Aerobic Cometabolic Biodegradation to Treat Emerging Chemicals and Co-Contaminants in Dilute Plumes

Tuesday, August 8, 2017: 2:25 p.m.
Min-Ying Chu, Ph.D., PE , Haley & Aldrich, Inc., Oakland, CA
Peter Bennett, CHG, P.G. , Haley & Aldrich, Inc., Oakland, CA
Murray Einarson, P.G., C.E.G. , Haley & Aldrich, Inc., Oakland, CA

One of the major challenges in managing large dilute plumes is treating recalcitrant emerging contaminants such as 1,4-dioxane (14D), 1,2,3-trichloropropane, and N-Nitroso-dimethylamine. Conventional technologies (e.g., in situ anaerobic bioremediation or ex situ granular carbon adsorption) selected to treat primary contaminants (e.g., chlorinated solvent compounds) are often inadequate to treat emerging contaminants. Aerobic cometabolic biodegradation has been considered a promising remedial technology that can concurrently treat a wide spectrum of organic contaminants to very low concentrations. The feasibility of concurrent treatment of all contaminants via the aerobic cometabolic biodegradation process was demonstrated at the former McClellan Air Force Base site in California. The primary substrates, HD10 propane and oxygen, were added to recirculated groundwater to stimulate the aerobic cometabolic activity of the indigenous microbial population in situ. The treatment results show that 14D can be treated to concentrations below 1 ug/L and co-contaminants trichloroethene, 1,2-dichloroethane, and 1,1dichlorehene can be concurrently treated to their respective analytical method detection limits of 0.23, 0.18, and 0.2 ug/L, respectively. The degrading activity lasts for more than two weeks without the addition of primary substrates, indicating the stability and robustness of the treatment process. The treatment efficiencies are contaminant specific, ranging from 90 to 99%, comparable to the efficiencies observed in other similar field studies that used significantly higher primary substrate loading rates. In this presentation, the insights gained from this demonstration field test will be shared; various potential applications, including different suites of contaminants, various types of substrates, enhanced natural attenuation, and mass flux management will be presented. Finally, implementation of in situ aerobic cometabolic biodegradation under various large dilute plume scenarios will be described.

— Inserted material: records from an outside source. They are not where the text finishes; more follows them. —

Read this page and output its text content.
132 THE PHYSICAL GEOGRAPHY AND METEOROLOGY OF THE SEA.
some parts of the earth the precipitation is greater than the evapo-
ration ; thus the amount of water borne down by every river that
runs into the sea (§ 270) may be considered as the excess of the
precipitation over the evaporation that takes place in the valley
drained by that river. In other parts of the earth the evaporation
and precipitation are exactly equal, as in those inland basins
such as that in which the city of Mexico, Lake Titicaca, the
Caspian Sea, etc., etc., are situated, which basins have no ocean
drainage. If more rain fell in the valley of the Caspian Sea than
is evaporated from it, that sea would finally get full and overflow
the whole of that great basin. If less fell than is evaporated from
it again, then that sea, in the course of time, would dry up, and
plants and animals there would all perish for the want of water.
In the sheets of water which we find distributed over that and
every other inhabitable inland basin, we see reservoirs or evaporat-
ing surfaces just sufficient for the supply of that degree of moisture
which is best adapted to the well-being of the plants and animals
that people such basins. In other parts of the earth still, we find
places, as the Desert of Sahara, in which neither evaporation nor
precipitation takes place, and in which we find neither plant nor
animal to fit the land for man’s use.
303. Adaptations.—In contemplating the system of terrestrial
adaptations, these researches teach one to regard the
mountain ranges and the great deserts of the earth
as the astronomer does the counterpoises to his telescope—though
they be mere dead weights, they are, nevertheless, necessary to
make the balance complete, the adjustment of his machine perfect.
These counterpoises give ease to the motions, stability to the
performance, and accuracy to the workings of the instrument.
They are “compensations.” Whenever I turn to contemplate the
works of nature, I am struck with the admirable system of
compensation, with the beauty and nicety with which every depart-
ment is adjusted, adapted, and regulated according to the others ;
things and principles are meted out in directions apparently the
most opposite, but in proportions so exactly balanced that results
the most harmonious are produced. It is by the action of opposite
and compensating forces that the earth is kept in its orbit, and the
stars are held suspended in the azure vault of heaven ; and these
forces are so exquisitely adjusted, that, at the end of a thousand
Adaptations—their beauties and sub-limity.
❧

Min-Ying Chu, Ph.D., PE, Haley & Aldrich, Inc., Oakland, CA
Dr. Min-Ying Jacob Chu is a Senior Engineer at Haley & Aldrich, Inc. His expertise includes groundwater modeling, vadose zone transport processes, environmental microbiology, remedial system design, and system behavior evaluation. He has published numerous journal articles in the topics of reactive transport modeling, mass transfer, and bioremediation. Dr. Chu has a Ph.D. in Environmental Science and Engineering from Stanford University. He received his Master of Science degree in Environmental Engineering from Oregon State University and earned his Bachelor of Science degree from National Taiwan University.

Peter Bennett, CHG, P.G., Haley & Aldrich, Inc., Oakland, CA
Mr. Bennett has more than 14 years of experience with innovative site characterization and remediation projects. He has served as the project manager and technical lead for several Superfund sites in California and routinely assists his clients in reducing the costs and liabilities associated with old chemical releases. Much of his practical experience includes work at sites with commingled (multisource) plumes, vapor intrusion concerns, and property development. He has implemented low cost in-situ remediation programs at several sites as alternatives to groundwater extraction.

Murray Einarson, P.G., C.E.G., Haley & Aldrich, Inc., Oakland, CA
Mr. Einarson has 30 years of experience in the development, testing, and application of innovative approaches and technologies for cost-effective environmental site characterization and in-situ remediation. He has been an instructor in the Princeton Remediation course and the University of Waterloo graduate course in field hydrogeology for the last 10 years. Mr. Einarson has provided technical training in subsurface characterization and groundwater monitoring for Regional Water Quality Control Board staff every year for the last five years. He is also a recipient of the Ground Water Technology Award from the National Ground Water Association in 2009.